# 6DoF Visual Positioning

It is possible to position and orientate an object relative to a camera, given only three of its points (e.g. LEDs) in image-space. In fact, this is the minimal visual positioning system. It infers depth from the object’s size, rather than using a stereo camera system. It also infers the object’s 3-DOF orientation (with a single 2-way ambiguity).

The pose (position + orientation) of an object is a 6-DOF system (see Expressing Rotation). The three points in image-space each provide 2 coordinate variable, giving 6 variables in total.

The transformation from the 3×2 coordinate variables to 6-DOF pose is a non-trivial, non-linear transformation. By making a “far-field” approximation (that the object’s extent is much smaller than its distance from the camera) we can derive closed-form formulas that accomplish this transformation extremely efficiently.

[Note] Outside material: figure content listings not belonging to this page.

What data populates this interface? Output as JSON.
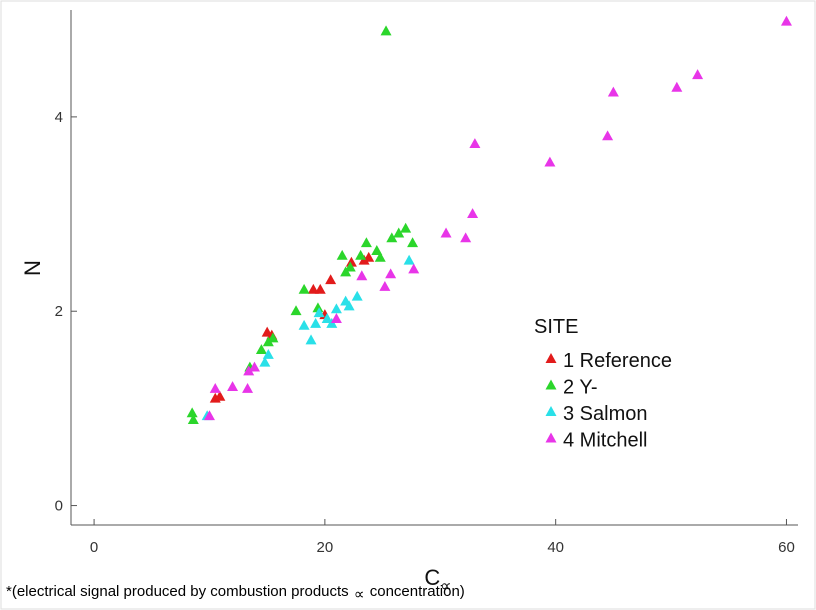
{
  "chart_data": {
    "type": "scatter",
    "xlabel": "C",
    "xlabel_sub": "∝",
    "ylabel": "N",
    "xlim": [
      -2,
      61
    ],
    "ylim": [
      -0.2,
      5.1
    ],
    "xticks": [
      0,
      20,
      40,
      60
    ],
    "yticks": [
      0,
      2,
      4
    ],
    "grid": false,
    "legend_title": "SITE",
    "legend_position": "center-right",
    "marker": "triangle",
    "series": [
      {
        "name": "1 Reference",
        "color": "#e21b1b",
        "points": [
          [
            10.5,
            1.1
          ],
          [
            10.9,
            1.12
          ],
          [
            15.0,
            1.78
          ],
          [
            15.4,
            1.75
          ],
          [
            19.0,
            2.22
          ],
          [
            19.6,
            2.22
          ],
          [
            20.0,
            1.96
          ],
          [
            20.5,
            2.32
          ],
          [
            22.3,
            2.5
          ],
          [
            23.4,
            2.52
          ],
          [
            23.8,
            2.55
          ]
        ]
      },
      {
        "name": "2 Y-",
        "color": "#2bd62b",
        "points": [
          [
            8.5,
            0.95
          ],
          [
            8.6,
            0.88
          ],
          [
            13.5,
            1.42
          ],
          [
            14.5,
            1.6
          ],
          [
            15.1,
            1.68
          ],
          [
            15.5,
            1.72
          ],
          [
            17.5,
            2.0
          ],
          [
            18.2,
            2.22
          ],
          [
            19.4,
            2.03
          ],
          [
            21.5,
            2.57
          ],
          [
            21.8,
            2.4
          ],
          [
            22.2,
            2.45
          ],
          [
            23.1,
            2.57
          ],
          [
            23.6,
            2.7
          ],
          [
            24.5,
            2.62
          ],
          [
            24.8,
            2.55
          ],
          [
            25.3,
            4.88
          ],
          [
            25.8,
            2.75
          ],
          [
            26.4,
            2.8
          ],
          [
            27.0,
            2.85
          ],
          [
            27.6,
            2.7
          ]
        ]
      },
      {
        "name": "3 Salmon",
        "color": "#29e0e8",
        "points": [
          [
            9.8,
            0.92
          ],
          [
            14.8,
            1.47
          ],
          [
            15.1,
            1.55
          ],
          [
            18.2,
            1.85
          ],
          [
            18.8,
            1.7
          ],
          [
            19.2,
            1.87
          ],
          [
            19.5,
            1.98
          ],
          [
            20.2,
            1.92
          ],
          [
            20.6,
            1.87
          ],
          [
            21.0,
            2.02
          ],
          [
            21.8,
            2.1
          ],
          [
            22.1,
            2.05
          ],
          [
            22.8,
            2.15
          ],
          [
            27.3,
            2.52
          ]
        ]
      },
      {
        "name": "4 Mitchell",
        "color": "#e835e8",
        "points": [
          [
            10.0,
            0.92
          ],
          [
            10.5,
            1.2
          ],
          [
            12.0,
            1.22
          ],
          [
            13.3,
            1.2
          ],
          [
            13.4,
            1.38
          ],
          [
            13.9,
            1.42
          ],
          [
            21.0,
            1.92
          ],
          [
            23.2,
            2.36
          ],
          [
            25.2,
            2.25
          ],
          [
            25.7,
            2.38
          ],
          [
            27.7,
            2.43
          ],
          [
            30.5,
            2.8
          ],
          [
            32.2,
            2.75
          ],
          [
            32.8,
            3.0
          ],
          [
            33.0,
            3.72
          ],
          [
            39.5,
            3.53
          ],
          [
            44.5,
            3.8
          ],
          [
            45.0,
            4.25
          ],
          [
            50.5,
            4.3
          ],
          [
            52.3,
            4.43
          ],
          [
            60.0,
            4.98
          ]
        ]
      }
    ]
  },
  "footnote": {
    "before": "*(electrical signal produced by combustion products",
    "symbol": "∝",
    "after": "concentration)"
  }
}
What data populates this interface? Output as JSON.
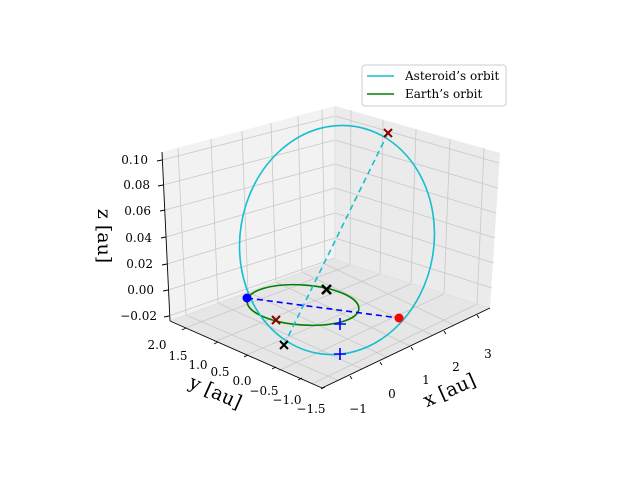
{
  "chart_data": {
    "type": "3d-line",
    "axes": {
      "x": {
        "label": "x [au]",
        "ticks": [
          "−1",
          "0",
          "1",
          "2",
          "3"
        ],
        "range": [
          -1.5,
          3.5
        ]
      },
      "y": {
        "label": "y [au]",
        "ticks": [
          "2.0",
          "1.5",
          "1.0",
          "0.5",
          "0.0",
          "−0.5",
          "−1.0",
          "−1.5"
        ],
        "range": [
          -1.5,
          2.0
        ]
      },
      "z": {
        "label": "z [au]",
        "ticks": [
          "0.10",
          "0.08",
          "0.06",
          "0.04",
          "0.02",
          "0.00",
          "−0.02"
        ],
        "range": [
          -0.02,
          0.1
        ]
      }
    },
    "grid": true,
    "legend": {
      "placement": "top-right",
      "entries": [
        {
          "label": "Asteroid’s orbit",
          "color": "#17becf"
        },
        {
          "label": "Earth’s orbit",
          "color": "#008000"
        }
      ]
    },
    "colors": {
      "asteroid": "#17becf",
      "earth": "#008000",
      "line_of_nodes": "#0000ff",
      "perihelion": "#ff0000",
      "node": "#0000ff",
      "marker": "#000000"
    }
  }
}
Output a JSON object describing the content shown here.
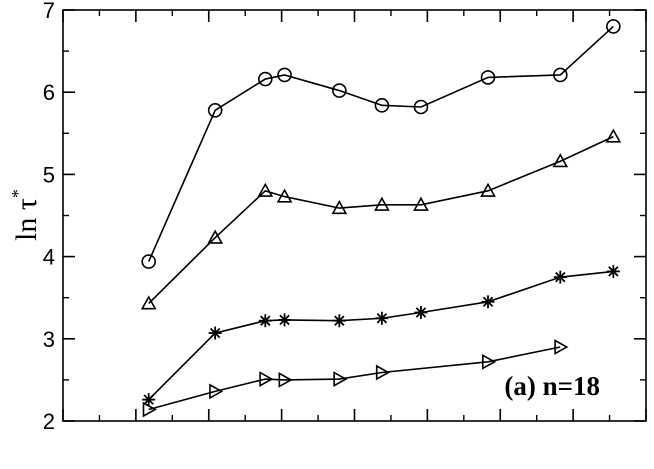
{
  "chart_data": {
    "type": "line",
    "title": "",
    "xlabel": "",
    "ylabel": "ln τ",
    "ylabel_superscript": "*",
    "annotation": "(a) n=18",
    "ylim": [
      2,
      7
    ],
    "xlim": [
      0,
      1
    ],
    "yticks": [
      2,
      3,
      4,
      5,
      6,
      7
    ],
    "grid": false,
    "series": [
      {
        "marker": "circle",
        "x": [
          0.147,
          0.261,
          0.347,
          0.38,
          0.474,
          0.547,
          0.614,
          0.729,
          0.853,
          0.944
        ],
        "y": [
          3.94,
          5.78,
          6.16,
          6.21,
          6.02,
          5.84,
          5.82,
          6.18,
          6.21,
          6.8
        ]
      },
      {
        "marker": "triangle-up",
        "x": [
          0.147,
          0.261,
          0.347,
          0.38,
          0.474,
          0.547,
          0.614,
          0.729,
          0.853,
          0.944
        ],
        "y": [
          3.43,
          4.23,
          4.8,
          4.73,
          4.59,
          4.63,
          4.63,
          4.8,
          5.16,
          5.46
        ]
      },
      {
        "marker": "asterisk",
        "x": [
          0.147,
          0.261,
          0.347,
          0.38,
          0.474,
          0.547,
          0.614,
          0.729,
          0.853,
          0.944
        ],
        "y": [
          2.26,
          3.07,
          3.22,
          3.23,
          3.22,
          3.25,
          3.32,
          3.45,
          3.75,
          3.82
        ]
      },
      {
        "marker": "triangle-right",
        "x": [
          0.147,
          0.261,
          0.347,
          0.38,
          0.474,
          0.547,
          0.729,
          0.853
        ],
        "y": [
          2.14,
          2.36,
          2.51,
          2.5,
          2.51,
          2.59,
          2.72,
          2.9
        ]
      }
    ]
  }
}
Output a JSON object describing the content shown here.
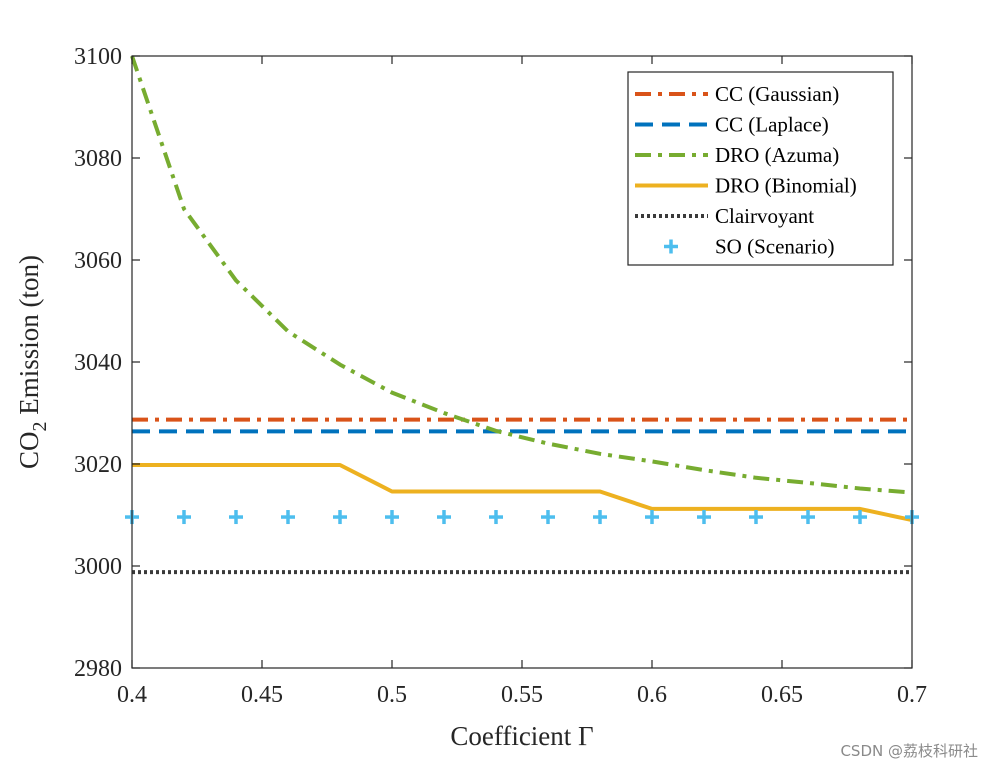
{
  "chart_data": {
    "type": "line",
    "xlabel": "Coefficient Γ",
    "ylabel_main": "CO",
    "ylabel_sub": "2",
    "ylabel_rest": " Emission (ton)",
    "xlim": [
      0.4,
      0.7
    ],
    "ylim": [
      2980,
      3100
    ],
    "xticks": [
      0.4,
      0.45,
      0.5,
      0.55,
      0.6,
      0.65,
      0.7
    ],
    "xtick_labels": [
      "0.4",
      "0.45",
      "0.5",
      "0.55",
      "0.6",
      "0.65",
      "0.7"
    ],
    "yticks": [
      2980,
      3000,
      3020,
      3040,
      3060,
      3080,
      3100
    ],
    "ytick_labels": [
      "2980",
      "3000",
      "3020",
      "3040",
      "3060",
      "3080",
      "3100"
    ],
    "grid": false,
    "legend_position": "top-right",
    "series": [
      {
        "name": "CC (Gaussian)",
        "style": "dashdot",
        "color": "#d95319",
        "x": [
          0.4,
          0.7
        ],
        "y": [
          3028.7,
          3028.7
        ]
      },
      {
        "name": "CC (Laplace)",
        "style": "dashed",
        "color": "#0072bd",
        "x": [
          0.4,
          0.7
        ],
        "y": [
          3026.4,
          3026.4
        ]
      },
      {
        "name": "DRO (Azuma)",
        "style": "dashdot",
        "color": "#77ac30",
        "x": [
          0.4,
          0.42,
          0.44,
          0.46,
          0.48,
          0.5,
          0.52,
          0.54,
          0.56,
          0.58,
          0.6,
          0.62,
          0.64,
          0.66,
          0.68,
          0.7
        ],
        "y": [
          3100,
          3070,
          3056,
          3046,
          3039.5,
          3034,
          3030,
          3026.5,
          3024,
          3022,
          3020.5,
          3018.8,
          3017.3,
          3016.3,
          3015.2,
          3014.4
        ]
      },
      {
        "name": "DRO (Binomial)",
        "style": "solid",
        "color": "#edb120",
        "x": [
          0.4,
          0.48,
          0.5,
          0.58,
          0.6,
          0.68,
          0.7
        ],
        "y": [
          3019.8,
          3019.8,
          3014.6,
          3014.6,
          3011.2,
          3011.2,
          3009.0
        ]
      },
      {
        "name": "Clairvoyant",
        "style": "dotted",
        "color": "#3a3a3a",
        "x": [
          0.4,
          0.7
        ],
        "y": [
          2998.8,
          2998.8
        ]
      },
      {
        "name": "SO (Scenario)",
        "style": "markers",
        "marker": "+",
        "color": "#4dbeee",
        "x": [
          0.4,
          0.42,
          0.44,
          0.46,
          0.48,
          0.5,
          0.52,
          0.54,
          0.56,
          0.58,
          0.6,
          0.62,
          0.64,
          0.66,
          0.68,
          0.7
        ],
        "y": [
          3009.6,
          3009.6,
          3009.6,
          3009.6,
          3009.6,
          3009.6,
          3009.6,
          3009.6,
          3009.6,
          3009.6,
          3009.6,
          3009.6,
          3009.6,
          3009.6,
          3009.6,
          3009.6
        ]
      }
    ]
  },
  "watermark": "CSDN @荔枝科研社"
}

These formulas provide the position in spherical coordinates ($\phi, \theta, r$) and the orientation as a quaternion ($a + b \boldsymbol{i} + c \boldsymbol{j} + d \boldsymbol{k}$)

The video below demonstrates this positioning system in action. It uses 4 LEDs rather than 3. Within this set of 4 LEDs, there are four different triples of LEDs that can be positioned using the technique above. This redundancy gives the system additional reliability, in case it temporarily looses track of one of the LEDs.

### 3 Responses to “6DoF Visual Positioning”

• Wang Yu says:

nice~

• Max DeVos says:

Could you help me understand how the coordinates are returned? I understand the quaternion, but I don’t understand how all three spherical coodinates are returned, and I don’t understand how “r” is found. Could you, or someone, please help me with this.

Anything is appreciated,
-Max DeVos